In collaborative environments, every developer’s cache is shared, so one dev can reuse the work of peers.
Compare this to venerable
make command, which only looks at the modification times of the files or folders specified, rather than the fingerprint of the actual artifact. Different computers will produce different timestamps for the exact same time, which will cause build systems to miss otherwise identical files.
In addition to using cached work, Turborepo also looks for places to split the build into parallel operations.
The developer’s pipeline, or task graph, provides “a very concise way for developers to express the relationships between the scripts they need to run to build their codebase,” Palmer explained.
Here is a sample json pipeline configuration file (from the docs):
"dependsOn": ["build", "test", "lint"]
The Turbo command-line interface is open source and operates from the repo. The end-user can host the remote cache index, or use Vercel’s managed service, which comes with additional features such as metrics-based visualizations.
Also unique to Turborepo is that it can be incrementally adopted. Other build systems can “make constraints on your codebase and how it works and how it needs to be shaped. And while those constraints may be great at certain scales, they can be very costly and expensive and risky to migrate to,” Palmer said. In contrast Turborepo aims to “meet developers where they’re already at, with tools they are already using. And so it’s designed to be adopted, and in some ways deleted too. ”

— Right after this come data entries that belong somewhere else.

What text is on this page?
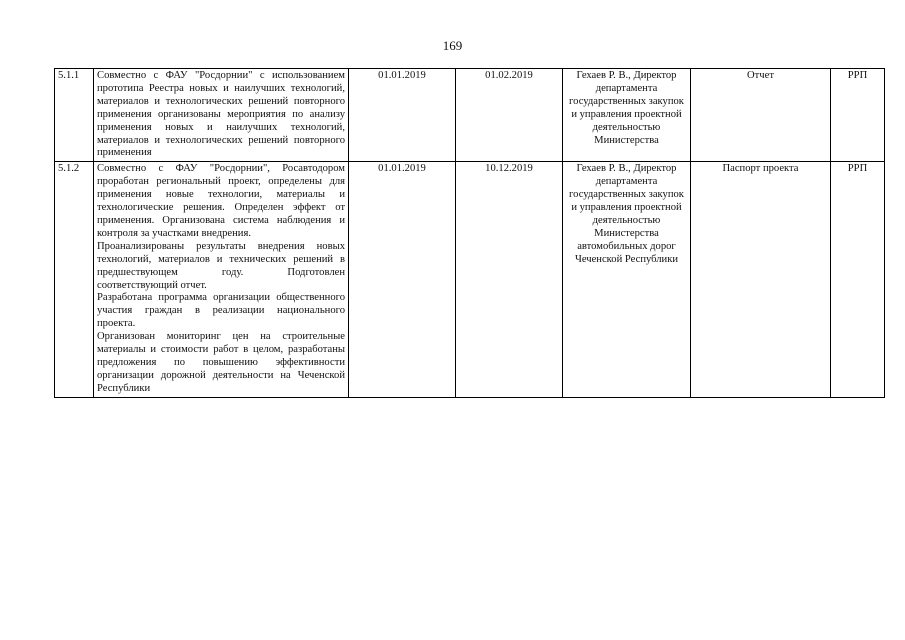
169
5.1.1	Совместно с ФАУ "Росдорнии" с использованием прототипа Реестра новых и наилучших технологий, материалов и технологических решений повторного применения организованы мероприятия по анализу применения новых и наилучших технологий, материалов и технологических решений повторного применения	01.01.2019	01.02.2019	Гехаев Р. В., Директор департамента государственных закупок и управления проектной деятельностью Министерства	Отчет	РРП
5.1.2	Совместно с ФАУ "Росдорнии", Росавтодором проработан региональный проект, определены для применения новые технологии, материалы и технологические решения. Определен эффект от применения. Организована система наблюдения и контроля за участками внедрения.
Проанализированы результаты внедрения новых технологий, материалов и технических решений в предшествующем году. Подготовлен соответствующий отчет.
Разработана программа организации общественного участия граждан в реализации национального проекта.
Организован мониторинг цен на строительные материалы и стоимости работ в целом, разработаны предложения по повышению эффективности организации дорожной деятельности на Чеченской Республики	01.01.2019	10.12.2019	Гехаев Р. В., Директор департамента государственных закупок и управления проектной деятельностью Министерства автомобильных дорог Чеченской Республики	Паспорт проекта	РРП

It is still early days for Turborepo, Palmer admits. (The latest version is 1.1.16). The setup is still complicated, and requires some polishing, according to at least one user.
“Turborepo is a really cool project. And it’s not just cool, it’s really necessary — there clearly was missing some tool like this as monorepos are more and more popular,” wrote frontend architect Štěpán Granát in a blog post, while adding that the software’s inconsistencies point to work still needing to be done for production usage. “I still better run our main release pipeline without any caching as I want to be sure that something is not getting cached when it shouldn’t be as that really could be a big problem.”